Des Indiens si gentils

18 Sep 04

Des Indiens si gentils

Permalink 21:02:32, Catégories: Sciences, International, 979 mots
blog/Des-Indiens-si-gentils.html

Vous connaissez les Indiens d'Amérique : des gens si gentils, tellement proches de la nature, et surtout n'ayant jamais massacré personne parce qu'arrivés les premiers (contrairement aux salauds d'hommes blancs). Un modèle pour nous tous ! Hélas, les découvertes scientifiques viennent de plus en plus détruire cette jolie image.

 

Déjà le mythe de "l'Indien-Pacifique-en-Harmonie-avec-la-Nature" avait du plomb dans l'aile. Par exemple Dave Geary écrivait en 1998 :

"Les découvertes suggèrent que toutes les tribus Indiennes des plaines étaient, à un plus ou moins haut degré, impliquées dans une large gamme d'activités guerrières … essentiellement des petites batailles, des raids, des razzias, c'est-à-dire des conflits qui étaient brefs et habituellement non décisifs" (Loy & Hesketh, 1995, p. 80). Chez les Sioux, et beaucoup d'autres tribus Indiennes, les activités des jeunes garçons étaient conçues pour encourager les agressions -- en face à face comme en groupe -- et l'endurance physique (Culin, 1902/1903; Hassrick, 1964).

Les jeux des Sioux consistaient fréquemment en des reproductions miniatures de situations de vie. Leur gamme allait de la variante la plus complexe du Jeu de Mocassin joué par les adultes aux Swing-Kicking brutaux joués par les jeunes enfants. Le Swing-Kicking s'était d'abord développé comme un moyen brutal d'assouplissement, et il n'y avait aucune simulation au jeu à cheval. Dans ce cas, deux rangées de garçons se faisaient face, chacun tenant sa robe sur son bras gauche. Le jeu ne pouvait commencer qu'après que la question suivante ait été posée "Devrons-nous les attraper par les cheveux et les coincer avec nos genoux sur leurs têtes jusqu'à ce qu'ils saignent ?" Alors, en utilisant leurs robes comme des boucliers, ils donnaient des coups de pieds à leurs opposants, s'efforçant de les renverser. Il semble qu'il n'y avait pas de règles, comme les garçons attaquaient quiconque était le plus proche, deux garçons s'attaquant souvent à un seul. Donner des coups de pieds derrière les genoux était un bon moyen de renverser un opposant, et une fois à terre ce dernier était attrappé aux tempes des deux mains et un genou était posé sur son visage. Une fois relâchée, la victime saignante recommençait à se battre, à donner des coups et à saigner, jusqu'à ce qu'elle n'en puisse plus.
(...)
Comme Iron Shell l'expliquait "certains garçons sont sérieusement blessés, mais après nous en parlons et en rions. Il est très rare que quelqu'un se mette en colère."
(...)
Le jeu de boue était un passe-temps de printemps un peu plus gentil, où des équipes de garçons s'attaquaient avec des balles de boue qu'elles lançaient du bout de batons courts et souples. Chaque garçon transportait plusieurs batons et un arsenal de boue comme il avançait. "Ca blesse certainement quand vous êtes touché, aussi vous devez à la fois vous courber et lancer pendant les attaques." Parfois des cendres chaudes étaient encastrées dans les balles de boue pour ajouter du piment au jeu. (Hassrick, 1964, pp. 127-130).

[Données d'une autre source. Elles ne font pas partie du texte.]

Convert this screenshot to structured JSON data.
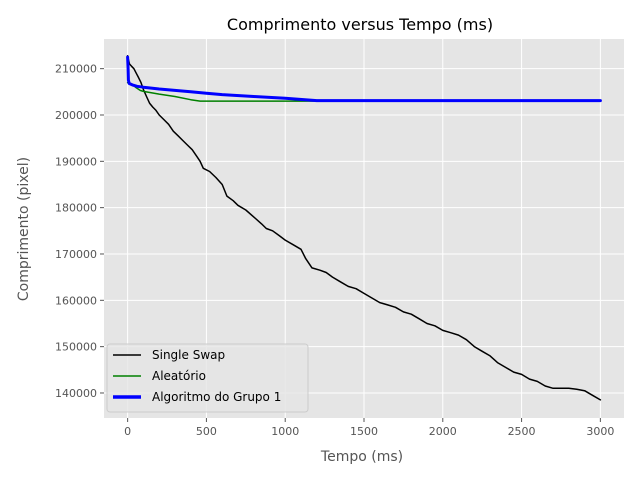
{
  "chart_data": {
    "type": "line",
    "title": "Comprimento versus Tempo (ms)",
    "xlabel": "Tempo (ms)",
    "ylabel": "Comprimento (pixel)",
    "xlim": [
      -150,
      3150
    ],
    "ylim": [
      134600,
      216400
    ],
    "x_ticks": [
      0,
      500,
      1000,
      1500,
      2000,
      2500,
      3000
    ],
    "y_ticks": [
      140000,
      150000,
      160000,
      170000,
      180000,
      190000,
      200000,
      210000
    ],
    "grid": true,
    "background": "#e5e5e5",
    "legend_position": "lower-left",
    "series": [
      {
        "name": "Single Swap",
        "color": "#000000",
        "line_width": 1.5,
        "points": [
          [
            0,
            212800
          ],
          [
            5,
            212000
          ],
          [
            12,
            211000
          ],
          [
            25,
            210500
          ],
          [
            40,
            210000
          ],
          [
            55,
            209000
          ],
          [
            70,
            208000
          ],
          [
            85,
            207000
          ],
          [
            100,
            205500
          ],
          [
            120,
            204000
          ],
          [
            140,
            202500
          ],
          [
            160,
            201700
          ],
          [
            180,
            201000
          ],
          [
            200,
            200000
          ],
          [
            230,
            199000
          ],
          [
            260,
            198000
          ],
          [
            290,
            196500
          ],
          [
            320,
            195500
          ],
          [
            350,
            194500
          ],
          [
            380,
            193500
          ],
          [
            410,
            192500
          ],
          [
            440,
            191000
          ],
          [
            460,
            190000
          ],
          [
            480,
            188500
          ],
          [
            520,
            187800
          ],
          [
            560,
            186500
          ],
          [
            600,
            185000
          ],
          [
            630,
            182500
          ],
          [
            670,
            181500
          ],
          [
            700,
            180500
          ],
          [
            750,
            179500
          ],
          [
            800,
            178000
          ],
          [
            850,
            176500
          ],
          [
            880,
            175500
          ],
          [
            920,
            175000
          ],
          [
            960,
            174000
          ],
          [
            1000,
            173000
          ],
          [
            1050,
            172000
          ],
          [
            1100,
            171000
          ],
          [
            1130,
            169000
          ],
          [
            1170,
            167000
          ],
          [
            1220,
            166500
          ],
          [
            1260,
            166000
          ],
          [
            1300,
            165000
          ],
          [
            1350,
            164000
          ],
          [
            1400,
            163000
          ],
          [
            1450,
            162500
          ],
          [
            1500,
            161500
          ],
          [
            1550,
            160500
          ],
          [
            1600,
            159500
          ],
          [
            1650,
            159000
          ],
          [
            1700,
            158500
          ],
          [
            1750,
            157500
          ],
          [
            1800,
            157000
          ],
          [
            1850,
            156000
          ],
          [
            1900,
            155000
          ],
          [
            1950,
            154500
          ],
          [
            2000,
            153500
          ],
          [
            2050,
            153000
          ],
          [
            2100,
            152500
          ],
          [
            2150,
            151500
          ],
          [
            2200,
            150000
          ],
          [
            2250,
            149000
          ],
          [
            2300,
            148000
          ],
          [
            2350,
            146500
          ],
          [
            2400,
            145500
          ],
          [
            2450,
            144500
          ],
          [
            2500,
            144000
          ],
          [
            2550,
            143000
          ],
          [
            2600,
            142500
          ],
          [
            2650,
            141500
          ],
          [
            2700,
            141000
          ],
          [
            2800,
            141000
          ],
          [
            2850,
            140800
          ],
          [
            2900,
            140500
          ],
          [
            2950,
            139500
          ],
          [
            3000,
            138500
          ]
        ]
      },
      {
        "name": "Aleatório",
        "color": "#008000",
        "line_width": 1.5,
        "points": [
          [
            0,
            207000
          ],
          [
            20,
            206800
          ],
          [
            50,
            206000
          ],
          [
            80,
            205300
          ],
          [
            100,
            205100
          ],
          [
            150,
            204800
          ],
          [
            200,
            204500
          ],
          [
            300,
            204000
          ],
          [
            400,
            203300
          ],
          [
            460,
            203000
          ],
          [
            600,
            203000
          ],
          [
            800,
            203000
          ],
          [
            1000,
            203000
          ],
          [
            1200,
            203000
          ],
          [
            1500,
            203000
          ],
          [
            2000,
            203000
          ],
          [
            2500,
            203000
          ],
          [
            3000,
            203000
          ]
        ]
      },
      {
        "name": "Algoritmo do Grupo 1",
        "color": "#0000ff",
        "line_width": 3,
        "points": [
          [
            0,
            212500
          ],
          [
            3,
            210000
          ],
          [
            5,
            207500
          ],
          [
            10,
            206800
          ],
          [
            30,
            206500
          ],
          [
            60,
            206200
          ],
          [
            100,
            206000
          ],
          [
            200,
            205600
          ],
          [
            300,
            205300
          ],
          [
            400,
            205000
          ],
          [
            500,
            204700
          ],
          [
            600,
            204400
          ],
          [
            800,
            204000
          ],
          [
            1000,
            203600
          ],
          [
            1200,
            203100
          ],
          [
            1500,
            203100
          ],
          [
            2000,
            203100
          ],
          [
            2500,
            203100
          ],
          [
            3000,
            203100
          ]
        ]
      }
    ]
  }
}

David C. GEARY : "Hommes, Femmes, l'évolution des différences sexuelles humaines" - 1998 - Trad. Française : De Boeck Université - 2003
Il restait du moins le mythe des Natives, des "primo-habitants", de ceux qui ont le droit de l'ancienneté sur la terre. C'est un mythe essentiel : il confère des droits particuliers aux Natives, comme la libre disposition de grands espaces, et le droit d'interférer dans certaines recherches scientifiques.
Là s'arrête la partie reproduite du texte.